08 August 2023

The Easy 80 Percent

Dr. McElhone was fond of many sayings, including "the easy 80%", meaning, of course, that success is non-linear in effort and/or effect. Happens all the time. The Reader may note the number of essays here on the capitalist's dilemma: often called The Tyranny of Fixed Cost. Pharma typically calls the cost of bringing a drug to market as $X billion. What they don't tell you: most drugs are modifications of existing drugs, most drugs are derived from government and academic and NGO research labs, and that $X billion number is reached by dividing total R&D spend by number of drug approvals in some time span. That last bit is key: pharma lumps all the costs wasted on worthless drugs into the numerator; they demand to be paid for failing.

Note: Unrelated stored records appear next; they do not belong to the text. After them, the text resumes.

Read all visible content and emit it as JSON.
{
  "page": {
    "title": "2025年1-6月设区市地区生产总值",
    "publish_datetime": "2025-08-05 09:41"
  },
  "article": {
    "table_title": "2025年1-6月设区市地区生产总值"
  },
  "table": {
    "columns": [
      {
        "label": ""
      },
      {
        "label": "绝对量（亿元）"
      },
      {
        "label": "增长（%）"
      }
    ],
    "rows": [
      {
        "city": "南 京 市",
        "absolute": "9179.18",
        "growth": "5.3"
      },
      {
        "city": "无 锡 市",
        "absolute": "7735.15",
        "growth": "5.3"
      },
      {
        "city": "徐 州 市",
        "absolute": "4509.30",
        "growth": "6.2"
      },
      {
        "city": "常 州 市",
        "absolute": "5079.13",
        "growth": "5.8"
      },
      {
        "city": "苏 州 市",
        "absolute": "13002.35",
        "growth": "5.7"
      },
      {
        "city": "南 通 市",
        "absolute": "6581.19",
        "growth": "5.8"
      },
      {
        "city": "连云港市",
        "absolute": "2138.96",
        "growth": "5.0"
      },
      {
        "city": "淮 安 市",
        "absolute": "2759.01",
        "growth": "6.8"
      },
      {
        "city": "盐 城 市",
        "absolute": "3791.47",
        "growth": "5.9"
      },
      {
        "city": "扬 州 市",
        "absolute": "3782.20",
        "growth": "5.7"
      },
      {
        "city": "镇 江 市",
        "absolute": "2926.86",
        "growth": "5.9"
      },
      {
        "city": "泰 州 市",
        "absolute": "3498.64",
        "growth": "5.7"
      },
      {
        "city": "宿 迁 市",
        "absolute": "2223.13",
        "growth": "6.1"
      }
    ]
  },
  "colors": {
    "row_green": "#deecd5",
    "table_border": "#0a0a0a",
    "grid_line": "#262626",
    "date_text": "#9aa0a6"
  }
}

So, here's another admission.
"This is very much the way that the industry argues that the pricing works," [Stacie Dusetzina] said. "In the rare disease space, for example, there's a strong argument that the price per person has to be really high because it's a smaller group of people using it."
The moral of the story? Pharma has tackled most of the diseases that affect most of the people most of the time, cancer being the obvious exception. We're left with the low sub-populations/diseases but still, there's that pesky $X billion bill for the drug. Like it or don't, but all you non-childbearing Pooh Bears will be paying for all those PPD sufferers. Who said Socialized Medicine was a bad thing? Or, to put it more bluntly: without Socialized Medicine (whether overt or covert), not even the rich could afford such drugs out of pocket.